His guards are tense around the perimeter while the chant outside is getting louder. Whatever he decides in the next hour will set the shape of what comes after, and he is standing here in the carrying it alone.
I watched him for a moment.
Derek never stood alone with anything. Derek distributed the weight of each decision he made, and shared the blame to everyone but himself.
He sees me coming and signals the guards to let me pass.
"You should be inside," he says.
"You keep saying that," I say. "No one is making it happen."
Something moves in his expression, not quite amusement but the shape of it.
I stop two feet from him. Close enough to speak without raising my voice over the noise outside. I reach into my pocket and I take out the flash drive and I hold it up between us.
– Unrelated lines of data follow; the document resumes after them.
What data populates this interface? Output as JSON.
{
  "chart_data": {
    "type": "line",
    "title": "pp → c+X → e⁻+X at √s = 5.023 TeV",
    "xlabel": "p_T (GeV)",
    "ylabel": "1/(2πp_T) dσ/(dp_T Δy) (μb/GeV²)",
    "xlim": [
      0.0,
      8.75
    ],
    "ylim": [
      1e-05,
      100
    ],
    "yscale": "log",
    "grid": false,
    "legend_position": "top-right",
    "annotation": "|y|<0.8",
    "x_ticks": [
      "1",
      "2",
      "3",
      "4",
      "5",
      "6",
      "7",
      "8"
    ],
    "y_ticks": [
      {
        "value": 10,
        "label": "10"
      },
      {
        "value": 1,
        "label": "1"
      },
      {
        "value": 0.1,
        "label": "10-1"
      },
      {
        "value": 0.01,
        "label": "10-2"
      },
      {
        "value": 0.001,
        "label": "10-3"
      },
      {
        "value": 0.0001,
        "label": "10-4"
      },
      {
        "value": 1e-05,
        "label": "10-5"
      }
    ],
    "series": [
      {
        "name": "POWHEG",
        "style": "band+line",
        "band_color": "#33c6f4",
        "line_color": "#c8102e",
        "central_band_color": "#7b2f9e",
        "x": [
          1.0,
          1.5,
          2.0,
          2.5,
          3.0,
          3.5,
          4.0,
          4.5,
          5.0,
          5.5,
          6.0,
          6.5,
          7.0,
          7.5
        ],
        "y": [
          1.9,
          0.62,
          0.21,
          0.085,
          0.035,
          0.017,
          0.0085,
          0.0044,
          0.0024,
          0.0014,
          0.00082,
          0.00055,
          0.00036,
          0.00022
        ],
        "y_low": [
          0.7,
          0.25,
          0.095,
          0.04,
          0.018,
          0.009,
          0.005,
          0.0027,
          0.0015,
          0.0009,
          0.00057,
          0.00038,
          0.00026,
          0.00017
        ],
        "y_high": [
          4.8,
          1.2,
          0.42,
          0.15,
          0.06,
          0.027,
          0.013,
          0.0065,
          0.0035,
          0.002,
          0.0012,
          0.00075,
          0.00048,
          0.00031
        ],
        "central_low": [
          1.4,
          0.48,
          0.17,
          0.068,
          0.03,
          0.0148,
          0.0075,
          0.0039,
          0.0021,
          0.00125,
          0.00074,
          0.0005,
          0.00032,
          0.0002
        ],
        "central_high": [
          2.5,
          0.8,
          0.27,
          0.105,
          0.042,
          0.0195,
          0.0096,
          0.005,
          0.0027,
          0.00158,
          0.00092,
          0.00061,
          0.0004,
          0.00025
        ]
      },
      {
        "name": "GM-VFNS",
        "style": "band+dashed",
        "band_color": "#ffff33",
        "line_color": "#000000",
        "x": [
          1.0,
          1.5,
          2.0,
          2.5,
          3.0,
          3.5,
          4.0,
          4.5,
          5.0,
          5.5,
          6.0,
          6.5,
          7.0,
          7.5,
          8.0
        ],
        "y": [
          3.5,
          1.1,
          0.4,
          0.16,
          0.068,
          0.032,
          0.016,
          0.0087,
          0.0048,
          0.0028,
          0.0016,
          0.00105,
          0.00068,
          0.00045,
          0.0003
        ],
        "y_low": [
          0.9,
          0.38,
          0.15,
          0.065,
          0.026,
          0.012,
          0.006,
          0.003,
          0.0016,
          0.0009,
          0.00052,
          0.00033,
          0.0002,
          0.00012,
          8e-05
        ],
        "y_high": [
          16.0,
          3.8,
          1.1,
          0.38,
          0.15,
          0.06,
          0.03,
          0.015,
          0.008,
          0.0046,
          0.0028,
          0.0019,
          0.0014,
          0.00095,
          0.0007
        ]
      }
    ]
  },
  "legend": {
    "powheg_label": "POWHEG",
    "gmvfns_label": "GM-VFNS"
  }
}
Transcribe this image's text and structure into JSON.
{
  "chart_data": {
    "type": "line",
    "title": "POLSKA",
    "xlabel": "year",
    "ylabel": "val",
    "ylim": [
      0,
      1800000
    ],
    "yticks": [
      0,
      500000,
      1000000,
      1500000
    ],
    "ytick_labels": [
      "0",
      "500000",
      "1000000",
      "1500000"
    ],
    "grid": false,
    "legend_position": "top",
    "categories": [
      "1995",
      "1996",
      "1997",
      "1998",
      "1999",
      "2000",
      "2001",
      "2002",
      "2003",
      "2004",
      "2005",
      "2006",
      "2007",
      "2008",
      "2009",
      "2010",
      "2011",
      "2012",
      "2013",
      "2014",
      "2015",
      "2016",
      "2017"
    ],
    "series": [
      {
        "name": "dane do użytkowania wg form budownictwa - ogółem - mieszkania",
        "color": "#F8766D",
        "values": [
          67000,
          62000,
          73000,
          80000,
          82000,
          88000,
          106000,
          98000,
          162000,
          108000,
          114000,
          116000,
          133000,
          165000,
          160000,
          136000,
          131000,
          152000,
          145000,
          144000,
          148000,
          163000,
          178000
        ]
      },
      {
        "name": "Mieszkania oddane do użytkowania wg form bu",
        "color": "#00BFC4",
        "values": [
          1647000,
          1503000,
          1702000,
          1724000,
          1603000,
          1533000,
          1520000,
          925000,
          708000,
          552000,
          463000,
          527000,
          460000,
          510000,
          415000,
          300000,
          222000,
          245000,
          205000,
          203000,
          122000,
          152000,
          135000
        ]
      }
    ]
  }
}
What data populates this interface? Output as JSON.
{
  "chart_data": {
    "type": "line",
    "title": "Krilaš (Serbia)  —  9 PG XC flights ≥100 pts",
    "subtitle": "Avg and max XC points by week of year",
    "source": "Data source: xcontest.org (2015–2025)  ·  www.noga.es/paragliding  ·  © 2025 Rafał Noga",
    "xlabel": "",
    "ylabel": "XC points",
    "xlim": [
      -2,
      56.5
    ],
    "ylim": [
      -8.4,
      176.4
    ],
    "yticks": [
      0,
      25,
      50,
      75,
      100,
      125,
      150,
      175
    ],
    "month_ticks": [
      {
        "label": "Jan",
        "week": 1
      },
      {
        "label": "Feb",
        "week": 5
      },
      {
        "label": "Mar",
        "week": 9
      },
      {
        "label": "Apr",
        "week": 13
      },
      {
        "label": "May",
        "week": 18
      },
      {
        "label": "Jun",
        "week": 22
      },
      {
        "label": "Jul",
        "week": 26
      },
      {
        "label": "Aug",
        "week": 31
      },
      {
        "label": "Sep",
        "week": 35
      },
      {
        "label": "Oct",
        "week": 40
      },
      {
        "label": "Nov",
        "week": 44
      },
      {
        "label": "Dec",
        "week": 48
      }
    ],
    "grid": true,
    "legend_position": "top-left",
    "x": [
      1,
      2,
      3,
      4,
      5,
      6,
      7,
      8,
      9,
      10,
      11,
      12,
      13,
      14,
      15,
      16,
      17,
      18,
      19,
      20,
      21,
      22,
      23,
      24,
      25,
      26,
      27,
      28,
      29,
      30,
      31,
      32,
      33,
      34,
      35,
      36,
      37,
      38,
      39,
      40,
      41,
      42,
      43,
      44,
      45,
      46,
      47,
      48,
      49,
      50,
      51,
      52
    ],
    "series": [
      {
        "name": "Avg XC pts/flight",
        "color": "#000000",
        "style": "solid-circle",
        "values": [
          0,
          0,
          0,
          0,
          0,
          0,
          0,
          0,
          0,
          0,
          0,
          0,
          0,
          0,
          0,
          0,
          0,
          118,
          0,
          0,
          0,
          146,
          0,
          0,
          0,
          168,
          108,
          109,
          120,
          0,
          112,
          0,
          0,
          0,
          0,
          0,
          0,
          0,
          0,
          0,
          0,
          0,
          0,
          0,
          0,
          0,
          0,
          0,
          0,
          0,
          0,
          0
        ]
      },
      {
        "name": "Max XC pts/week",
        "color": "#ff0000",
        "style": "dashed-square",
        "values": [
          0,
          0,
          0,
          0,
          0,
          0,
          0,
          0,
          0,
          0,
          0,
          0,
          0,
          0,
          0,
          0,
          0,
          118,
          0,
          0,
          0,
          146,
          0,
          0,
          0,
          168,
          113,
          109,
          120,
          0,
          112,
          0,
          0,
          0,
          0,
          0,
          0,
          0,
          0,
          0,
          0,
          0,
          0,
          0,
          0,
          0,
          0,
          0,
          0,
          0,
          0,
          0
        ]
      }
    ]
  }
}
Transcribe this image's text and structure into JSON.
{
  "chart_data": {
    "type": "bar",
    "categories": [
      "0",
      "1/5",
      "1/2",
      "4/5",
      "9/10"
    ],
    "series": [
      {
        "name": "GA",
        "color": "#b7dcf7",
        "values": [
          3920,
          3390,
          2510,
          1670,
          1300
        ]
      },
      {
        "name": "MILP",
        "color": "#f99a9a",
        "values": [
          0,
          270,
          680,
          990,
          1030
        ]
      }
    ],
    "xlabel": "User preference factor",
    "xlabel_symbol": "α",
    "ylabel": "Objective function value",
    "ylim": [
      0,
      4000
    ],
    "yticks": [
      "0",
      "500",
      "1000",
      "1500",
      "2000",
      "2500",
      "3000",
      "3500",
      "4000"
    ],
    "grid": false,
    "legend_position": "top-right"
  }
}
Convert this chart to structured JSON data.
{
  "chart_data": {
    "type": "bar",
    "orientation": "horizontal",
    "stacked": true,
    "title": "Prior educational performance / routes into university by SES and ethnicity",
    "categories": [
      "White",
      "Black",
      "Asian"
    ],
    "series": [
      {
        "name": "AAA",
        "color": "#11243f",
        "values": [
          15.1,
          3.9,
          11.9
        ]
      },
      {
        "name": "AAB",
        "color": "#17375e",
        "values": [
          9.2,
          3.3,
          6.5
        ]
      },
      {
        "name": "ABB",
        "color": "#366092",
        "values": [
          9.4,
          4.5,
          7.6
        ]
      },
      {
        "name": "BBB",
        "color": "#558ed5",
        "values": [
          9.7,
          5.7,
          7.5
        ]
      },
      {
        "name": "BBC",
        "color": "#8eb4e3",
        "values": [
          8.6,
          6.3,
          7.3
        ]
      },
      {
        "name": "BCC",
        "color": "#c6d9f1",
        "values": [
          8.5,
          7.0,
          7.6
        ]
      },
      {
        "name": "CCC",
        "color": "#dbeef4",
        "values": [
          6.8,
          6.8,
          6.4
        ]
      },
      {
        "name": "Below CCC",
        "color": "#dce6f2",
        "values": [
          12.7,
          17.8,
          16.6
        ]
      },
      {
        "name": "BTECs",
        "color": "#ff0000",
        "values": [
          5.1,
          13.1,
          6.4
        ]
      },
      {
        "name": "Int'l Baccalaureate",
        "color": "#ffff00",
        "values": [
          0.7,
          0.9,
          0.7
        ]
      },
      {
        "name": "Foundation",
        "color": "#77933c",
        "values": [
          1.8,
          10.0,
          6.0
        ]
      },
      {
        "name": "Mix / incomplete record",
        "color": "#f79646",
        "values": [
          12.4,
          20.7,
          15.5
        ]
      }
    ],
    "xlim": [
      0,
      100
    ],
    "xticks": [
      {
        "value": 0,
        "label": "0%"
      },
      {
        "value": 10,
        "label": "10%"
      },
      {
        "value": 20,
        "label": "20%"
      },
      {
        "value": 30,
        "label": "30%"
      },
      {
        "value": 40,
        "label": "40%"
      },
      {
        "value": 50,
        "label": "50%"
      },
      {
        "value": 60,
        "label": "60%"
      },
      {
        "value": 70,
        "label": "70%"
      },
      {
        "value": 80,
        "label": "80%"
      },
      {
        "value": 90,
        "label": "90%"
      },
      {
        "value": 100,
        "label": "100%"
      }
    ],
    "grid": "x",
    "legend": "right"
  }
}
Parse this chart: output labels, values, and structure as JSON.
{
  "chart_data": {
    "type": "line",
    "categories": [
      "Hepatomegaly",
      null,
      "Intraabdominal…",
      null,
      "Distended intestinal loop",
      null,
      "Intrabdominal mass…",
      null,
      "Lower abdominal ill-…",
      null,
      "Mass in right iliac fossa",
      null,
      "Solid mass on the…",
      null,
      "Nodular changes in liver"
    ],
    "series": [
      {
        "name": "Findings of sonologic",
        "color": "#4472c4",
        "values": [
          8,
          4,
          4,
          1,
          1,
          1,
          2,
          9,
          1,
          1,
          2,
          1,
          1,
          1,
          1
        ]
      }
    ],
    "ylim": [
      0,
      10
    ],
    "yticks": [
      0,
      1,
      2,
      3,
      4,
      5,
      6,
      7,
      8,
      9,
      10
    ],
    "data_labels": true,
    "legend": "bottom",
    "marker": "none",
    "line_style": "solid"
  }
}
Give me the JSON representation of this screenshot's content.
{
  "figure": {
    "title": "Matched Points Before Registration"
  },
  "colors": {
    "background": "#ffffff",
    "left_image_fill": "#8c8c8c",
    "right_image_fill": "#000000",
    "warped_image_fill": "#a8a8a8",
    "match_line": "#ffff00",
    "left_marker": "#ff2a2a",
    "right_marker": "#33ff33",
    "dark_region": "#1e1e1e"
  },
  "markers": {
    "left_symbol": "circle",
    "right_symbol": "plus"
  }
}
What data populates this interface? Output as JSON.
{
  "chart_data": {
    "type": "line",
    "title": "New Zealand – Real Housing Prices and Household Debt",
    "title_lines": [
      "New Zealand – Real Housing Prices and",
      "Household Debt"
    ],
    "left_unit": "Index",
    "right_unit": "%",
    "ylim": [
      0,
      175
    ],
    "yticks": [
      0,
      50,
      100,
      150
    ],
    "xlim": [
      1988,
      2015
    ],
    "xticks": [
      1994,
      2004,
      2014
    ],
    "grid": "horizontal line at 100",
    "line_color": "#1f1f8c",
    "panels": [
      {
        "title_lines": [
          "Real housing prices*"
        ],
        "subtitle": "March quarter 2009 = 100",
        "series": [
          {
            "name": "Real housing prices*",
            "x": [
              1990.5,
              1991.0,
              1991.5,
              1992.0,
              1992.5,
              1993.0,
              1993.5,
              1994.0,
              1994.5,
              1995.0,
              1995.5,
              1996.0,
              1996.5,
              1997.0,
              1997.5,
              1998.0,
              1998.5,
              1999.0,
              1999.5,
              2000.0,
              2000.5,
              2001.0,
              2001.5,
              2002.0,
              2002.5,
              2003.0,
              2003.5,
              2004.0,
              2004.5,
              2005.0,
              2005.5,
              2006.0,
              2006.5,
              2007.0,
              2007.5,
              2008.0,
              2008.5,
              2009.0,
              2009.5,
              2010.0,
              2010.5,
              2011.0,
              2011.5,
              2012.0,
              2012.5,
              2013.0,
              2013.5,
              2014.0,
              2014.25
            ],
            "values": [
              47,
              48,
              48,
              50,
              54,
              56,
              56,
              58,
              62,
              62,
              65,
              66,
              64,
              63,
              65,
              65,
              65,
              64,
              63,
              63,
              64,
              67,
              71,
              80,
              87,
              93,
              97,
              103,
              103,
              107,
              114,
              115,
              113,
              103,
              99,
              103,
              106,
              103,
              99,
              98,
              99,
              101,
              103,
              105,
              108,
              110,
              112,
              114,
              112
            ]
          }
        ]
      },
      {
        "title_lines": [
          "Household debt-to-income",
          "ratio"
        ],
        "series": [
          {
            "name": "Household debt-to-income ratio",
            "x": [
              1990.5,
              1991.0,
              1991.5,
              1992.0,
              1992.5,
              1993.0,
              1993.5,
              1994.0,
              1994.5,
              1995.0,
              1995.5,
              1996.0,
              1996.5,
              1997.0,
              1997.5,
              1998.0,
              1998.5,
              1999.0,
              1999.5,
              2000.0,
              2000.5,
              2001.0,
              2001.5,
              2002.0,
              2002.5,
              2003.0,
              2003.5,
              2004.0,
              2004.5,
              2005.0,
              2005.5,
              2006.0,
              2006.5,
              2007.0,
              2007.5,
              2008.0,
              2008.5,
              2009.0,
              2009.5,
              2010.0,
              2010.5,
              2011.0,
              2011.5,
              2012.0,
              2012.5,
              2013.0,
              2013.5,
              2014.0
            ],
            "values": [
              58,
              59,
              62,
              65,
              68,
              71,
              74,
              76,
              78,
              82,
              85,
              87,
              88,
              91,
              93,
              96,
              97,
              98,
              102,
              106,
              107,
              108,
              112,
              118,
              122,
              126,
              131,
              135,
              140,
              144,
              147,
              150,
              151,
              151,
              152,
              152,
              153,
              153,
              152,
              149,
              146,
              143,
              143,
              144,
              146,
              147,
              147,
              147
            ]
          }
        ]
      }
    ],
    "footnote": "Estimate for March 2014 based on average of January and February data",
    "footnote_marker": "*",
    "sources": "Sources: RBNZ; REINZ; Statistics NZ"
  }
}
"I stayed three years inside Derek's pack," I say, "The payments to the junction officials are here. The amounts, the dates, the account structures. The security upgrade plans and every access point, every new installation, every gap he thought he was closing."
Jackson does not move.
"All of it," I say. "Everything you need to dismantle what he built."
"Why?" he asks, the question of a man who has learned that gifts from strangers have prices attached.
“The reason is not important since both want the same thing. You help me, I help you. Simple”
He shakes his head now, his huge arms behind him.
“I can't accept it if I don't know the reason. You could be a mole for all I care.”
"Fine,” I resigned. “Because he used me and I want revenge.”
I hold the drive tighter now.
Jackson looks at the drive, then at my face. The assessment is thorough and unhurried, and I let it happen because I have nothing to hide, and he needs to know that.
"If I use this," he says slowly, "Derek will know it came from inside. He will know it was you."
"He threw me out," I say. "There is nothing left to protect."
"There is your life."
“No one cares about my life besides me. There's a small condition attached. I get to work with the war group or whatever you call them to bring down Derek,” I proposed.
“You're a woman, a human, the generals will
Never agree,” he folded his arms.
“Fine, I'll throw it at the crowd. Imagine 10 people stepping on it.” I really love this conversation.
“Fine, you're with us now. You're not like others
Women, what really happened to you in the Lunar pack?” he looked deep in my eyes. Forcing me to look away.
He takes the drive.
His fingers close around it and I feel the absence of it in my palm immediately. That specific lightness of a hand that has been holding something important and is now empty.
He turns it once. Then he looks at me with something I have not seen on a wolf's face in all the years I have been navigating their world.
"You understand what you just did.”
“I declared a side."
"You declared war.”
I look up at Jackson.
"Good," I say.
The word is small, but it is the most certain thing I have said in a year.
Jackson looks at me for one more moment. Then he closes his fist around the drive and turns toward his guards and says one word in a voice that carries across everywhere.
“The Lunar Pack falls now”
Nico is already moving as the compound comes alive around me and I stand in the middle of it with empty hands and for the first time.
I feel like something that has just begun.